Note from Aimee: The author of the following post had me weeping by the end of this poignant, perfectly timed piece. Another #PitchWars alum, the story is one that obviously strikes close to home for me personally but in today’s climate speaks loudly for us all and is a perspective I have yet to host here: a return to the trenches. That said, I do want to note (with the author’s permission) that the agency and agent discussed are not those being discussed at present.
Content/Trigger Warnings: Signing with an agent, agent ghosting, long-term querying (no stats specifically discussed)
The beginning was thrilling enough that I thought I might be a darling.
I got into Pitch Wars with the book that was supposed to be my second attempt at querying. Thanks to a whirlwind showcase, I had an offer of rep before I’d sent a single cold query. The agent was a perfect fit—personable and enthusiastic, with a history of sales at a reputable agency. I had no doubts when I signed. Crank up the Hilary Duff, baby, because this is what dreams are made of.
We worked through revisions, made the book shine, and had one close call with an editor. But ultimately, sub went how it goes for most authors: a slow death for a desperately loved story.
Fortunately, my agent and I had picked my next project early, and I’d already sent them the revised draft. I received no response for a couple months. Worry pricked the back of my mind. Were they as enthusiastic about the idea as they’d been before? We had an encouraging check-in, followed by a few more months of silence.
I realized I was decidedly Not The Darling when I received a form letter from the agency, letting me know I’d been dropped.
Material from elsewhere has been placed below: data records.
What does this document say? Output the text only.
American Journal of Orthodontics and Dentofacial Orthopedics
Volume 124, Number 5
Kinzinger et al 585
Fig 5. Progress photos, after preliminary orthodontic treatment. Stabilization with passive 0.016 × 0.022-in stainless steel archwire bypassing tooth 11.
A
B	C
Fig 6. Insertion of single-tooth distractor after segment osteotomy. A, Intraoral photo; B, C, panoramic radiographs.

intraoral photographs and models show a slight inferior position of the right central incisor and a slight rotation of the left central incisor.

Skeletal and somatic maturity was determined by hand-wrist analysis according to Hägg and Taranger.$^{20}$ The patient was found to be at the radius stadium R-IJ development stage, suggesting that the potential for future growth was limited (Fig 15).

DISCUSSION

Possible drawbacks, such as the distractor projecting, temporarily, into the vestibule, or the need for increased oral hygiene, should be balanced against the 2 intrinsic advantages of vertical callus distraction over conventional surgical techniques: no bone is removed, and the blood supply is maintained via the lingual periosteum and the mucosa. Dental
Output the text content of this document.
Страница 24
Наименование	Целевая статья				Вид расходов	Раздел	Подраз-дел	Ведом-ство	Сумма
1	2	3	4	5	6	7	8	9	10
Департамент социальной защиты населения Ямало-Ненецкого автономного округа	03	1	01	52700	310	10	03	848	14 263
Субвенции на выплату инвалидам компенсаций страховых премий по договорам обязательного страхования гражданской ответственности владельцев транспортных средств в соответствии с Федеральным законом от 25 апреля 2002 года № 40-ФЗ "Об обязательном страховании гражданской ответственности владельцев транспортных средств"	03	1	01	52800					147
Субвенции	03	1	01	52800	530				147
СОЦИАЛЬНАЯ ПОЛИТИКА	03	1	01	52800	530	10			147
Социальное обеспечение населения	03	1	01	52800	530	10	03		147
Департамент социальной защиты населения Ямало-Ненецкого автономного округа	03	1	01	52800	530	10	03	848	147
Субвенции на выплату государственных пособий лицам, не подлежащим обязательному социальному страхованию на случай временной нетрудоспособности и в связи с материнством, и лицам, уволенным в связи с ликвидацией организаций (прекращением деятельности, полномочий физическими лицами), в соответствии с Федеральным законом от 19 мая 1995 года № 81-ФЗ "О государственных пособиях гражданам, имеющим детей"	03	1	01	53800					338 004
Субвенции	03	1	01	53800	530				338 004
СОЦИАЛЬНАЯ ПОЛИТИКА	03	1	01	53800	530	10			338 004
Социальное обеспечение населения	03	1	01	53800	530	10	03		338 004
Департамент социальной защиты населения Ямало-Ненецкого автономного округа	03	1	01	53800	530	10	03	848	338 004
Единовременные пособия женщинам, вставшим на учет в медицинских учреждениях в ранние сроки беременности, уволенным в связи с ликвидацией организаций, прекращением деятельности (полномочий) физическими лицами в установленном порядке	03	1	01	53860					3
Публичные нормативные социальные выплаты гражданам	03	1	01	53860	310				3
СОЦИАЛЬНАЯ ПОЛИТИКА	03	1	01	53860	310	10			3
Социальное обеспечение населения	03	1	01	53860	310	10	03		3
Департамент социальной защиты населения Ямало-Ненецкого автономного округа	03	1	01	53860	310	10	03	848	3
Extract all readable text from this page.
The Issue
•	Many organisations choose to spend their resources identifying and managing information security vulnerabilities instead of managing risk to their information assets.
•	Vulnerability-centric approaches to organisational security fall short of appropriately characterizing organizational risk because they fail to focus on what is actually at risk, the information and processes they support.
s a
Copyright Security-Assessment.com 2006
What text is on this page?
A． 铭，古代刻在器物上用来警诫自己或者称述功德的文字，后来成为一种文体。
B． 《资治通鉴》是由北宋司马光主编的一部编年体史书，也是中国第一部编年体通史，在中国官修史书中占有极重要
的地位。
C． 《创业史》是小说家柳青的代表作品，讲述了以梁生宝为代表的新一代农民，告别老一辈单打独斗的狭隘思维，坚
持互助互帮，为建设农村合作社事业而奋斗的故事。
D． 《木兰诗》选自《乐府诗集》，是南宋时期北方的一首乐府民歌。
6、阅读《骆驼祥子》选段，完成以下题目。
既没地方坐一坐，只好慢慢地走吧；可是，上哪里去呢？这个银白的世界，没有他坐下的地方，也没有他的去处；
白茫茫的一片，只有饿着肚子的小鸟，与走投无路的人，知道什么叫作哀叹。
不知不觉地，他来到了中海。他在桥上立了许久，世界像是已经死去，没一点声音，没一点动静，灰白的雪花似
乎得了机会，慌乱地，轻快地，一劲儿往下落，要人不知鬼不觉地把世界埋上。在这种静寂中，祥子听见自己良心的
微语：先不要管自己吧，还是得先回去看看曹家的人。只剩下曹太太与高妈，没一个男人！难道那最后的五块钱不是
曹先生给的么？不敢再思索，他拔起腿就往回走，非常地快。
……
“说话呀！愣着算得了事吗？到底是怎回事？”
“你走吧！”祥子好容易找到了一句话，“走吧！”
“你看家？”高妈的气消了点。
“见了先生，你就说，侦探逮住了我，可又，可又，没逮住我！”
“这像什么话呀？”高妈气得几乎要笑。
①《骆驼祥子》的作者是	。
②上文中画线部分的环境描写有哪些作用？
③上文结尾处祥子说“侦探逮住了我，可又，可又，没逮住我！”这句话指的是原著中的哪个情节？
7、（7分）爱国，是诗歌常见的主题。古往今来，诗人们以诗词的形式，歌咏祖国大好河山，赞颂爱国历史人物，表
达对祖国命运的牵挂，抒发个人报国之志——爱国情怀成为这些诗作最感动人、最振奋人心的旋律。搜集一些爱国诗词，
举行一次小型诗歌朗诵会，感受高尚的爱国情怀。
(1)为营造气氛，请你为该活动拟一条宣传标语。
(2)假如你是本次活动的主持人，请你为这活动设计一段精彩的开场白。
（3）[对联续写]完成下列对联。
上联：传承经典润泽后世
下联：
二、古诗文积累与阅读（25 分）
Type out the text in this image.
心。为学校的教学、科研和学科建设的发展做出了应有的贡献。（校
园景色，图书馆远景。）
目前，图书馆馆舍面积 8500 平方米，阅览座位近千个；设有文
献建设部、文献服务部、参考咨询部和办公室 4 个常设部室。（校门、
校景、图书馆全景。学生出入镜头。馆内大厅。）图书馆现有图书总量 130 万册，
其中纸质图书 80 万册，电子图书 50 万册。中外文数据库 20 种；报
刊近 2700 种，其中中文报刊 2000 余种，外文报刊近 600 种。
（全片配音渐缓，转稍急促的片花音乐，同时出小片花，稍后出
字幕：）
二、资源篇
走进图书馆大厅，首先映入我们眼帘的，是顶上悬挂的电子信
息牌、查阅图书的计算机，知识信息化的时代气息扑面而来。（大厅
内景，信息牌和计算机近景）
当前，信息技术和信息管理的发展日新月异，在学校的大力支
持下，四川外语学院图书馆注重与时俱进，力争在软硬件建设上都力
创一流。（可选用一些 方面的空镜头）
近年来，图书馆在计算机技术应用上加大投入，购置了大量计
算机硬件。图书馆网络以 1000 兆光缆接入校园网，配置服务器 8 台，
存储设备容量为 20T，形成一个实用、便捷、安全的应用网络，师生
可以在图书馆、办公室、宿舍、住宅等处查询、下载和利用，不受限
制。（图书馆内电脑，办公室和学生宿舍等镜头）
I had moved earlier that year, and because they didn’t confirm my address, the letter took over a month to reach me. My agent hadn’t even signed it.
I don’t know what publishing has in store for me, but I do know, without a doubt, nothing will be more shocking or humiliating than emailing to ask if it had been a clerical error, or if that was really how the only professional in my corner had chosen to part ways.
It wasn’t an error. The agent had decided not to represent my genre anymore, and I never would have gotten an explanation if I hadn’t requested one.
Several agent-siblings and I were dumped back into the querying trenches with nothing to show for our years of professional partnership. Just one little line at the end of the query. I was represented, but we parted ways amicably. Because you had to say it was amicable, or people might think you were the problem.
Months turned to years as I tried to recover emotionally and creatively from what happened. I queried another book. And another. And another.
I used to think even if publishing wasn’t a meritocracy, there was an element of forward motion. That one day, if I took my writing seriously, I could look back at the starting line, and it would be just a pinpoint in the distance. I don’t believe that anymore.
Sometimes I wonder why I keep trying to get published, and I haven’t been able to come up with a good answer, really. Most of the time, I have no idea if I’ll ever get a book deal. The vast majority of people don’t.
But I think somewhere deep, deep down I’m cupping my hands around a flickering candle of hope that after all this, I could still be the exception. I could be the one who gets the deal, and everything else she’s ever dreamed of. A decades-in-the-making darling.